Existing home sales were down 0.4% on the month to an annualized pace of 4.60 million units. This was right in line with expectations.
February's pace of sales was the lowest since July 2012.
This compares with a 5.1% fall to 4.62 million units in January. The severe winter has weighed on housing data.
The median price for existing homes was up 9.1% from a year ago to $189,000.
"We had ongoing unusual weather disruptions across much of the country last month, with the continuing frictions of constrained inventory, restrictive mortgage lending standards and housing affordability less favorable than a year ago," Lawrence Yun, NAR chief economist said in a press release.

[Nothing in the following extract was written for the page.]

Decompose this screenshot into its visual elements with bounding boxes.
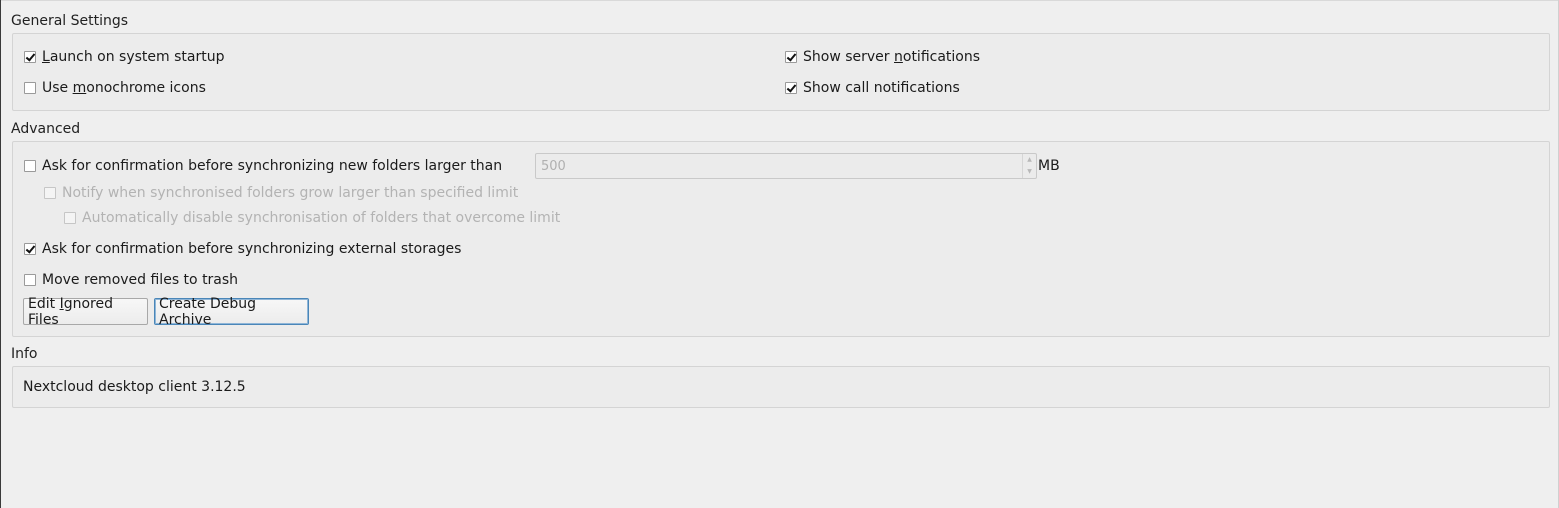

He does however think as the job market improves and delayed transactions get resolved home sales should pick up modestly through this year.
"The underlying trend in existing home sales was clearly downwards long before the severe weather set in, but it seems reasonable to think that at least some of the drop in the past three months reflects the severe winter and will reverse," according to Ian Shepherdson, chief economist at Pantheon Macroeconomics.
"Whether that will be enough to generate an increase in activity is another question, though, given that mortgage demand continues to fall."
Here's a look at the regional breakdown:
- In the Northeast, existing home sales were down 11.3% to an annual rate of 560,000 units, and were down 8.2% from a year ago.
- In the Midwest, existing home sales were down 3.8% to an annual pace of 1.00 million, and down 12.3% from a year ago.
- In the South, existing home sales were down 1.5% to an annual rate of 1.98 million, and were down 0.5% from a year ago.
- In the west, they bucked the trend and were up 5.9% to 1.07 million units, and were up 10.1% from a year ago.
Pending home sales, considered a leading indicator for future existing home sales, finally ticked up modestly in January but had been down for some time.